In ‘Stories, Senses and Spheres’ at Cockatoo Island, the curators stated their focus as ‘water, wind and earth…[and] projects that have storytelling and caring at their core’. Japanese artist Fujiko Nakaya’s ‘parked cloud’, Living Chasm – Cockatoo Island (2012), greeted visitors with a mist installation that limited visibility to one metre. A former convict prison and boat-building facility, Cockatoo Island is heritage-protected, which provided numerous challenges for artists and curators. New Zealand artist Peter Robinson’s huge sculptural installation Gravitas Lite (2012) accentuated the scale of the industrial spaces, filling one section of the main saw-tooth warehouse with a combination of rough-hewn chunks and meticulously formed chainlink wreaths of polystyrene.

It was often difficult to trace the curatorial logic at Cockatoo Island, particularly given that many works – such as Canadian artists Ed Pien and Tanya Tagaq’s Mylar maze (Source, 2012); and a collaborative paper-and-leaf installation by German artist Monika Grzymala and the Australian collective Euraba Artists and Papermakers (The River, 2012) – seemed more decorative than conceptually driven. Works such as New Zealand artist Sriwhana Spong’s elegant film and fabric installation Learning Duets (2012) did, however, offera lateral take on storytelling. Drawing on the creative interplay between Zelda and F. Scott Fitzgerald, Spong’s installation includes two films of dancers whose bodies evoke the relationships between men and women, the ocean and the land, and internal and external worlds.

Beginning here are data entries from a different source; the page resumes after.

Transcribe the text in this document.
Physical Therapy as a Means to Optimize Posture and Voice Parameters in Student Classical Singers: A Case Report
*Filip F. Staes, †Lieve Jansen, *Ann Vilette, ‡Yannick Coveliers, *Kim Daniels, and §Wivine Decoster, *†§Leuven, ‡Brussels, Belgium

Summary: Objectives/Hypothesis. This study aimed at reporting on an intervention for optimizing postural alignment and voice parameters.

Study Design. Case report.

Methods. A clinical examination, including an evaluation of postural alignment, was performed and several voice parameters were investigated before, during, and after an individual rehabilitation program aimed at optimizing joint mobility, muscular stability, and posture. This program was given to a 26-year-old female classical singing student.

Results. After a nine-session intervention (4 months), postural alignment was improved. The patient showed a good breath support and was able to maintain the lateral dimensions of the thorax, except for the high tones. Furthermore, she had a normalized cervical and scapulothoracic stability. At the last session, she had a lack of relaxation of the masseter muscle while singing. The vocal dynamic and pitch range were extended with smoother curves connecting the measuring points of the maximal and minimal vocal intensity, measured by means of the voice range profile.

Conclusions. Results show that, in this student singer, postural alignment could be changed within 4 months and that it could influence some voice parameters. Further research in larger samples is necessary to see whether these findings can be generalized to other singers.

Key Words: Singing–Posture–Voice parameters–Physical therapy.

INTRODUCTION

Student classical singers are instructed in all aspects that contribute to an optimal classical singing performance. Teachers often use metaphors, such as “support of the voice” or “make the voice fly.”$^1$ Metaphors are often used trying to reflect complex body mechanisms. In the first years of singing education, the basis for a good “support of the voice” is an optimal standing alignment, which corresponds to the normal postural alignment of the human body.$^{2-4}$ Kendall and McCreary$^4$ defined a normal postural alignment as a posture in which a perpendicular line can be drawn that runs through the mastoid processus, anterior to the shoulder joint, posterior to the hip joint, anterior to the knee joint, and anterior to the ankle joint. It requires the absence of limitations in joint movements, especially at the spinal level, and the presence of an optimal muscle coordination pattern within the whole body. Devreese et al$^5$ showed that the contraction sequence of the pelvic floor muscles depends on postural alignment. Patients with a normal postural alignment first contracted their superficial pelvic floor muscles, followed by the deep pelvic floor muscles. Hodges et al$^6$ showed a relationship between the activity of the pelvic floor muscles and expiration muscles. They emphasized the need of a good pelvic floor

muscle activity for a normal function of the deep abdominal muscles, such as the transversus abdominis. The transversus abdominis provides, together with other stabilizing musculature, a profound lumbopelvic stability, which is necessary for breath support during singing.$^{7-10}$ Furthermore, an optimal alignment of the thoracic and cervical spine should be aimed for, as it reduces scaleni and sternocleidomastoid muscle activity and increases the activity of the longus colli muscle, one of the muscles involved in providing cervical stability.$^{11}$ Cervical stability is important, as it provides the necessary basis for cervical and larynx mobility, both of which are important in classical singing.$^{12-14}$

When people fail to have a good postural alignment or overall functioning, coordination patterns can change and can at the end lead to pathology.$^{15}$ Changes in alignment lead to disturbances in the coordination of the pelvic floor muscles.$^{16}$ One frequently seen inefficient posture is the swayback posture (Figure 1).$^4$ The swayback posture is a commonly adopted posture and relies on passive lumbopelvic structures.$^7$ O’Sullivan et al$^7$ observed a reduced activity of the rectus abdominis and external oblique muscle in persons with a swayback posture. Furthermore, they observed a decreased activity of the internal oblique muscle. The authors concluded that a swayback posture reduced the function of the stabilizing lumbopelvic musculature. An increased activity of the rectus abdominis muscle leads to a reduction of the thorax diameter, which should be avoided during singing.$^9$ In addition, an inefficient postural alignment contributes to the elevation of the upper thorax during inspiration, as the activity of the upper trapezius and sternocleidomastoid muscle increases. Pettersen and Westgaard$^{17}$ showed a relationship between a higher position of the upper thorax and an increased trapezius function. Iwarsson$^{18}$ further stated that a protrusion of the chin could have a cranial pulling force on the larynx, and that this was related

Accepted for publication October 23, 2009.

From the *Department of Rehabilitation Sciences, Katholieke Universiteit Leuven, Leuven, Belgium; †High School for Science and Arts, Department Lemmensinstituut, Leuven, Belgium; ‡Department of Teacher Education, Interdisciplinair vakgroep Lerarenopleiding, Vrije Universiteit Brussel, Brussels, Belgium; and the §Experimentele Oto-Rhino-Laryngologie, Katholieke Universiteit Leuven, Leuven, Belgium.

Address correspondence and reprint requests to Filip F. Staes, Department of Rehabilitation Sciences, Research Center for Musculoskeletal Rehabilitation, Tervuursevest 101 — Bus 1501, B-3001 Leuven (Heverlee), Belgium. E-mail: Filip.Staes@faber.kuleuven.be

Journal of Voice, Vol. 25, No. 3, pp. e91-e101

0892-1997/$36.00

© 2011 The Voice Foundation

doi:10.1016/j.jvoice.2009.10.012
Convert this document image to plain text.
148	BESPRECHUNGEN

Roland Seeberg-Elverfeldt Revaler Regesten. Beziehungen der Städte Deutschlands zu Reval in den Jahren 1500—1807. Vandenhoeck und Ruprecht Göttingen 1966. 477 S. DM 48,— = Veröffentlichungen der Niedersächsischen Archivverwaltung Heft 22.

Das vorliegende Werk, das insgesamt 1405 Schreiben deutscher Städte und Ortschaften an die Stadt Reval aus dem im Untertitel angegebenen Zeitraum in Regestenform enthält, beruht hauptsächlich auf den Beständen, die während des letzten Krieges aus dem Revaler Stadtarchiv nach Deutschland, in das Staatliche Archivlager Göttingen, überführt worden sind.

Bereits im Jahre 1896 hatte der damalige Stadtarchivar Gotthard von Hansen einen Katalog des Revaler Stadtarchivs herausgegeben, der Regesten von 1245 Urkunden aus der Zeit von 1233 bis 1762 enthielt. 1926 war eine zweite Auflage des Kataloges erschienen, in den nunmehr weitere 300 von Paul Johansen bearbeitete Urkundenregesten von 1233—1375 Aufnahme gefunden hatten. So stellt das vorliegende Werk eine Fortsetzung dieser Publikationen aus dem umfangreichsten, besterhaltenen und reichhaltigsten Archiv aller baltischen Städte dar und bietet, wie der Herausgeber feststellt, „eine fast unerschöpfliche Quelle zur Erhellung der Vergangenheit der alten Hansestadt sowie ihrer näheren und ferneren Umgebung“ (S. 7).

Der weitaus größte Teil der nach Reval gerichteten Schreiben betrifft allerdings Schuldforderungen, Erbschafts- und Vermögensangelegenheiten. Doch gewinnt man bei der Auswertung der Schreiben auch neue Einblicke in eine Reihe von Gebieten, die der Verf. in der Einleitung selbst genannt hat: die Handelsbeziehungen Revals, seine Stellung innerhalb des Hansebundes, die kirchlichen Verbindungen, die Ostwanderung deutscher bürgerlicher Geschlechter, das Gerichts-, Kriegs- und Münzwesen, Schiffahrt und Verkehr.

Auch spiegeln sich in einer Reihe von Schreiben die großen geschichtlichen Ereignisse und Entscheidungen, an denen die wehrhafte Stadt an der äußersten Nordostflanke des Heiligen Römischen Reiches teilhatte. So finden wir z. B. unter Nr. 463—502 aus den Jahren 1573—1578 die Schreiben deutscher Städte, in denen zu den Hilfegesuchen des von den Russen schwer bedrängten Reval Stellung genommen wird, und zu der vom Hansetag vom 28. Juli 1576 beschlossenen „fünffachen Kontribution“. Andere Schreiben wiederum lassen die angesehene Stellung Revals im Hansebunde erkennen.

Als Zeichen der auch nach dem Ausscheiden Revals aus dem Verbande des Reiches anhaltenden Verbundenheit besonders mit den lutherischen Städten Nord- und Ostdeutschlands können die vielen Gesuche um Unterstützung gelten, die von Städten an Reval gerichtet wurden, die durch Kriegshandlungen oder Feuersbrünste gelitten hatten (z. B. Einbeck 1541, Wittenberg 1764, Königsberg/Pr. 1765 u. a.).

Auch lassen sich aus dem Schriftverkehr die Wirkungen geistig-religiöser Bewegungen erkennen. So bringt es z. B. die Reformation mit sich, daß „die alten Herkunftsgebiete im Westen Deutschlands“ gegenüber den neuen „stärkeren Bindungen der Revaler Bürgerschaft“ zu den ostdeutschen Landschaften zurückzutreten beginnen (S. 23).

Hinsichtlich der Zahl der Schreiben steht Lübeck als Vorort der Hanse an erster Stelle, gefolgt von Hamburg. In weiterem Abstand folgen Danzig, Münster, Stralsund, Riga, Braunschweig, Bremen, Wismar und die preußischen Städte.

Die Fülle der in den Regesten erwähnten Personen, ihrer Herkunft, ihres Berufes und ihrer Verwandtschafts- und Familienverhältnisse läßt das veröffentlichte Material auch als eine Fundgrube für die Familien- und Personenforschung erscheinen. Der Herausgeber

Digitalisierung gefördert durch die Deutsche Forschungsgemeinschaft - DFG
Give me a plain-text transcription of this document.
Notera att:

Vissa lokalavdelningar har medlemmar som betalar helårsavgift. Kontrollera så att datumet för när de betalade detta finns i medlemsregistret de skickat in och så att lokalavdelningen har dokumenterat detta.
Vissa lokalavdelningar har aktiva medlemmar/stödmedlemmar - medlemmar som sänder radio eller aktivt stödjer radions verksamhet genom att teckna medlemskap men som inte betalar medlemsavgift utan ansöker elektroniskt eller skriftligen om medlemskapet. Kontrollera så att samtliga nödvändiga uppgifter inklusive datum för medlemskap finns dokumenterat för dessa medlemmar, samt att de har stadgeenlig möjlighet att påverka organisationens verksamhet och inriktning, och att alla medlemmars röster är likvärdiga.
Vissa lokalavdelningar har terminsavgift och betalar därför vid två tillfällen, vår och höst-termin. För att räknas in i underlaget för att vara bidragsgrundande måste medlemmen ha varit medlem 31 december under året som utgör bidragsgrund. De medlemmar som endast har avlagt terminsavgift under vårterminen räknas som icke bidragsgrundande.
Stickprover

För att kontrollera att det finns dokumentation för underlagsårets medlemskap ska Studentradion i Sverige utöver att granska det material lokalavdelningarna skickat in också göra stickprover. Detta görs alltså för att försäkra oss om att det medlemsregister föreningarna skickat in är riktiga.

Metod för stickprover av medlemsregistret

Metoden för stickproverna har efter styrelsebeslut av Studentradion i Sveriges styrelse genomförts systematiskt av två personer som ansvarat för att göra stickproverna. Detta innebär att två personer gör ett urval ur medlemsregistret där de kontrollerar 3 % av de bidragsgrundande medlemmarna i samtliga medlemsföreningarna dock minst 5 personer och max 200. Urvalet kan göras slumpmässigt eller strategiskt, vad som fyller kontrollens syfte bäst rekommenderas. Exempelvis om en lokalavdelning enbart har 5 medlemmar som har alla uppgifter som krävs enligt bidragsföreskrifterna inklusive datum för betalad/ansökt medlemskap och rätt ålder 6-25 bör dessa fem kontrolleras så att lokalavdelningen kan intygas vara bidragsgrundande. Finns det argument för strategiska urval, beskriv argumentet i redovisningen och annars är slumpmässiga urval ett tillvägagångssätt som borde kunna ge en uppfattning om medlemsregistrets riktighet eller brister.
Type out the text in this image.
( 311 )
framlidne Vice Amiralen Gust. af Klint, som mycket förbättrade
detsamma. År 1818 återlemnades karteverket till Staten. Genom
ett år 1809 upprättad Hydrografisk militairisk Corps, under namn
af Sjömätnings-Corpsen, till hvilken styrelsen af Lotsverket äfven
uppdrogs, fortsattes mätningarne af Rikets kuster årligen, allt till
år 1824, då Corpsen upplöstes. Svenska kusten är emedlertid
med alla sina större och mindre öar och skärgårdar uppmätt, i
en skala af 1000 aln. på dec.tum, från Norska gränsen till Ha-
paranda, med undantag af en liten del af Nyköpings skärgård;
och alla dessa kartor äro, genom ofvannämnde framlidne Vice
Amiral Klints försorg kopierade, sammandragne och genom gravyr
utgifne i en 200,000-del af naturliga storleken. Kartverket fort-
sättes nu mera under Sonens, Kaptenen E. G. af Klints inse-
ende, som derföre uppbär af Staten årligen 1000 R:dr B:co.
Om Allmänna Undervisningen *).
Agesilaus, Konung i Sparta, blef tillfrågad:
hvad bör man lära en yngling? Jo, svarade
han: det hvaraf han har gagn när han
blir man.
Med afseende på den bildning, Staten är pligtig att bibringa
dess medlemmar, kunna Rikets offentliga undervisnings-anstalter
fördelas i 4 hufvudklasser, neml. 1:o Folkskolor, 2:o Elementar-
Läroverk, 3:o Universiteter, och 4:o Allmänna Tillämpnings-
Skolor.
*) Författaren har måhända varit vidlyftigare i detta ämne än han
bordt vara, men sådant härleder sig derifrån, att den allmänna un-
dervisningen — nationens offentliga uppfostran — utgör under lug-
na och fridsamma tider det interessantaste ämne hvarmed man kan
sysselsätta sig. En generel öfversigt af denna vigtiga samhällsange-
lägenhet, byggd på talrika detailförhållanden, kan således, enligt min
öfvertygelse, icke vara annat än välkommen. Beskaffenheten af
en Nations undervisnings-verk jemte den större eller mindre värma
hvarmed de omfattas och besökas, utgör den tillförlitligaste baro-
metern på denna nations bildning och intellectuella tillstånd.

The AGNSW’s ‘In Finite Blue Planet’ focused on ‘a new consciousness of the finite – rather than infinite – nature of our blue planet and its resources’, featuring 26 artists across two floors of the state gallery. Guido van der Werve’s short film Nummer Acht, everything is going to be alright (2007) was an apt opener to this section: a lone figure is seen walking across vast Arctic plains followed by an enormous icebreaker crashing a path behind him. Here, the curators also introduced works that focused on the more overtly political aspects of ‘all our relations’ exploring the moments when we don’t ‘relate’ so well, which had been conspicuously absent elsewhere. Bouchra Khalili’s The Mapping Journey Project (2008–ongoing), for example, comprises video interviews with refugees who chart their devastating journeys on a map, revealing their meandering routes across countries and continents in search of a home.

At the AGNSW, several of the curators’conceptual threads came together: the emphasis on themes of nurture tempered by the volatility of our violent planet, the intricacies of our relationships with all that surrounds us, and the collaborative nature of story telling. However, apart from three or four notable exceptions, the Biennale lacked works that dealt with dissent or difficulty, and those that did were somehow muted or softened by their context. The exhibition favoured the feel-good and the decorative; a wishful take on a ‘new Gesamtkunstwerk’. It was a perspective that struggled to find conceptual footing in the face of the turbulent reality of our global relations.

Emily Cormack is a curator and writer based in Melbourne, Australia. She is the 2016 Curator of ‘Primavera: Young Australian Artists’ at the Museum of Contemporary Art, Sydney, Australia.